Identity cuts to the very core of what it means to be human.
Without it, we are faceless, stateless, bereft of connections and a sense of belonging, the very connections to people, places and memories that make us who we are gone.
Find Me by Laura van den Berg is a deeply reflective rumination on how this kind of disconnection affects individuals and society as a whole following a virulent epidemic sweeps the world that, as part of its cruel progression, strips the ability of its victims to remember who they are, where they’ve come from and even basic concepts such as oceans, cats and roads.
In short, everything that makes them human is leached away, leaving them in a state of ever-more crippled permanent forgetful loss until they die in a hazy blur of faceless confusion.
Conversely, Find Me also asks about the cost of remembering, of hanging onto memories especially those we would rather forget, something the 19 year old protagonist, Joy Jones, abandoned at birth by her mother and traumatised deep down by a life being shuttled between foster homes and institutions, begins to grappled with as she learns that she is immune to the disease which is cutting a swathe throughout the United States.
“A theory on why we stop remembering: there is a part of our story that we do not know hot to tell to ourselves and we will away its existence for so long that finally our brain agrees to a trade: I will let you forget this, but you will never feel whole.” (P. 243)
Brought to a hospital in the middle of Kansas along with 149 other people where they are promised a cure is being worked upon, an endeavour of which they are an integral part, Joy finds herself confronting the twin evils of forgetting everything and remembering too much.

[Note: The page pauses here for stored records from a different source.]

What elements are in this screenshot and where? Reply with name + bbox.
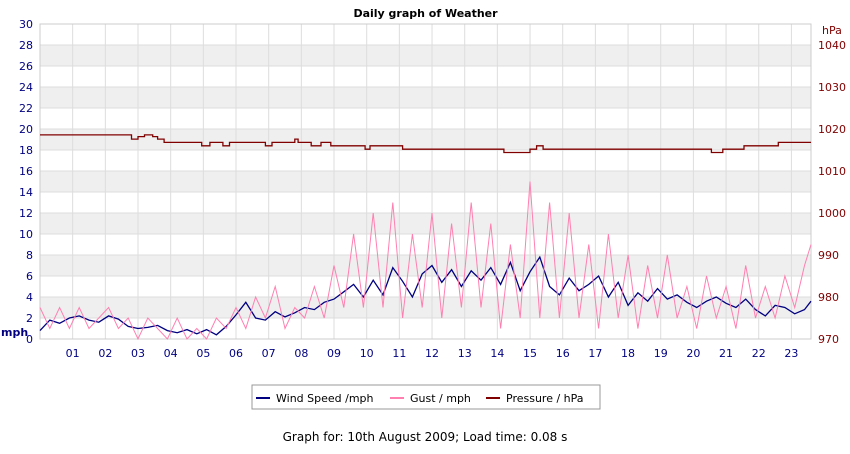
y-tick-label-right: 1020: [818, 123, 846, 136]
x-tick-label: 12: [425, 347, 439, 360]
grid-band: [40, 213, 811, 234]
grid-band: [40, 129, 811, 150]
x-tick-label: 02: [98, 347, 112, 360]
grid-band: [40, 87, 811, 108]
grid-band: [40, 255, 811, 276]
chart-title: Daily graph of Weather: [353, 7, 498, 20]
x-tick-label: 13: [458, 347, 472, 360]
y-tick-label-left: 14: [19, 186, 33, 199]
legend-label: Wind Speed /mph: [276, 392, 374, 405]
y-tick-label-left: 0: [26, 333, 33, 346]
plot-frame: [39, 23, 812, 340]
x-tick-label: 01: [66, 347, 80, 360]
series-line-pressure-hpa: [40, 134, 811, 154]
y-tick-label-right: 1040: [818, 39, 846, 52]
y-tick-label-right: 1000: [818, 207, 846, 220]
legend-label: Gust / mph: [410, 392, 471, 405]
x-tick-label: 06: [229, 347, 243, 360]
y-tick-label-left: 28: [19, 39, 33, 52]
y-axis-label-left: mph: [1, 326, 28, 339]
grid-band: [40, 45, 811, 66]
y-tick-label-left: 18: [19, 144, 33, 157]
y-tick-label-left: 2: [26, 312, 33, 325]
x-tick-label: 15: [523, 347, 537, 360]
x-tick-label: 23: [784, 347, 798, 360]
y-tick-label-left: 6: [26, 270, 33, 283]
x-tick-label: 03: [131, 347, 145, 360]
x-tick-label: 10: [360, 347, 374, 360]
y-tick-label-left: 16: [19, 165, 33, 178]
y-axis-label-right: hPa: [822, 24, 842, 37]
x-tick-label: 19: [654, 347, 668, 360]
series-line-wind-speed-mph: [39, 255, 812, 336]
y-tick-label-left: 22: [19, 102, 33, 115]
y-tick-label-right: 980: [818, 291, 839, 304]
y-tick-label-left: 30: [19, 18, 33, 31]
graph-footer: Graph for: 10th August 2009; Load time: …: [282, 430, 568, 444]
x-tick-label: 11: [392, 347, 406, 360]
x-tick-label: 18: [621, 347, 635, 360]
series-line-gust-mph: [39, 181, 812, 341]
x-tick-label: 14: [490, 347, 504, 360]
x-tick-label: 20: [686, 347, 700, 360]
y-tick-label-left: 20: [19, 123, 33, 136]
y-tick-label-left: 10: [19, 228, 33, 241]
y-tick-label-right: 970: [818, 333, 839, 346]
y-tick-label-left: 26: [19, 60, 33, 73]
x-tick-label: 21: [719, 347, 733, 360]
x-tick-label: 22: [752, 347, 766, 360]
grid-band: [40, 171, 811, 192]
x-tick-label: 07: [262, 347, 276, 360]
y-tick-label-left: 8: [26, 249, 33, 262]
x-tick-label: 04: [164, 347, 178, 360]
grid-band: [40, 297, 811, 318]
x-tick-label: 17: [588, 347, 602, 360]
y-tick-label-left: 24: [19, 81, 33, 94]
legend-box: [251, 384, 601, 410]
legend-label: Pressure / hPa: [506, 392, 584, 405]
y-tick-label-right: 990: [818, 249, 839, 262]
x-tick-label: 16: [556, 347, 570, 360]
x-tick-label: 08: [294, 347, 308, 360]
y-tick-label-right: 1030: [818, 81, 846, 94]
y-tick-label-left: 4: [26, 291, 33, 304]
y-tick-label-left: 12: [19, 207, 33, 220]
x-tick-label: 09: [327, 347, 341, 360]
y-tick-label-right: 1010: [818, 165, 846, 178]
x-tick-label: 05: [196, 347, 210, 360]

That she opts in the end for remembering over forgetting is not so much because she wants to undergo the pain of long dormant memories bubbling to the surface but because she comes to realise that forgetting comes with a far heavier, higher price.
For those people who succumb to the disease, and their numbers are considerable as the epidemic runs its course, leaving a deeply dark and fatalistic society in its wake, the sentence is eternal loss and forgetfulness, a consigning to oblivion of all the many important things that made who they are.
As Joy witnesses these people losing their grip on their identities, she begins to understand that while it makes sense that you would want to bury trauma down as far as possible, through whatever means might be at your disposal, that you lose far more than you gain from this Faustian deal with yourself.
Hence remembering is a key theme repeated often throughout the book, with many chapters of the book punctuated by a recitation of facts on anything and everything, as if hanging onto all these facts will be enough to save off oblivion.
What makes this more than a simple though powerful argument for remembering over forgetting is that Joy is almost unbearably honest about the harrowing episodes in her life, even more so as several unexpectedly sad events during her stay in the hospital where a weirdly disembodied voice repeats statements of twee positivity at regular intervals over the loudspeaker, lead to question what it is she wants from her life.
Discovering her immunity propels this course of thinking all the more, as the threat of imminent death recedes and she begins to understand that she has an entire lifetime ahead of her and can’t simply aim for basic survival.
Van den Berg more than ably conveys Joy’s, through Joy’s progression, through her often simple, heartfelt and insightful observations, that sound simplistic and almost childlike at first before growing in complexity, maturity and recognition.
“Well.” He rubs the fine hair on his arms. “It’s not like I was madly in love.”
“Oh,” I say again. “So don’t you miss her?”
“What I miss is living.” (P.89)
Styled at an apocalyptic tale of sorts – civilisation as we know it doesn’t end but it certainly comes out the other side quite a bit worse for wear – Find Me, which loses some of its power and impact in the second half as Joy finds her way out in a scarred, bruised and battered outside world, is a deeply insightful meaningful tale of the high price we all pay to be who we are, and what happens when we decide we can’t live without the missing, pushed-down pieces of our soul.
There is a dark authenticity to van den Berg’s tale which, while possessing a nascent hopefulness as Joy discovers her mother has not only survived the epidemic but is a well-knowing shipwreck finder living in Florida (she remains realistic about what a reunion might be like but pursues it nonetheless), doesn’t attempt to sugarcoat the less attractive parts of the human condition.
Even so, it offers up the idea that remembering all the pain, the mistakes, the traumas and the darker period of our life, is worth it because it presents with the whole picture of who we are, a crucial thing to hold onto if we want to hold onto our identity.
It takes a near-apocalyptic epidemic where diseased forgetting begins to strip away who and what people are for the deep, to reinforce the importance of being honest with ourselves lest we lose the very things that make us who we are.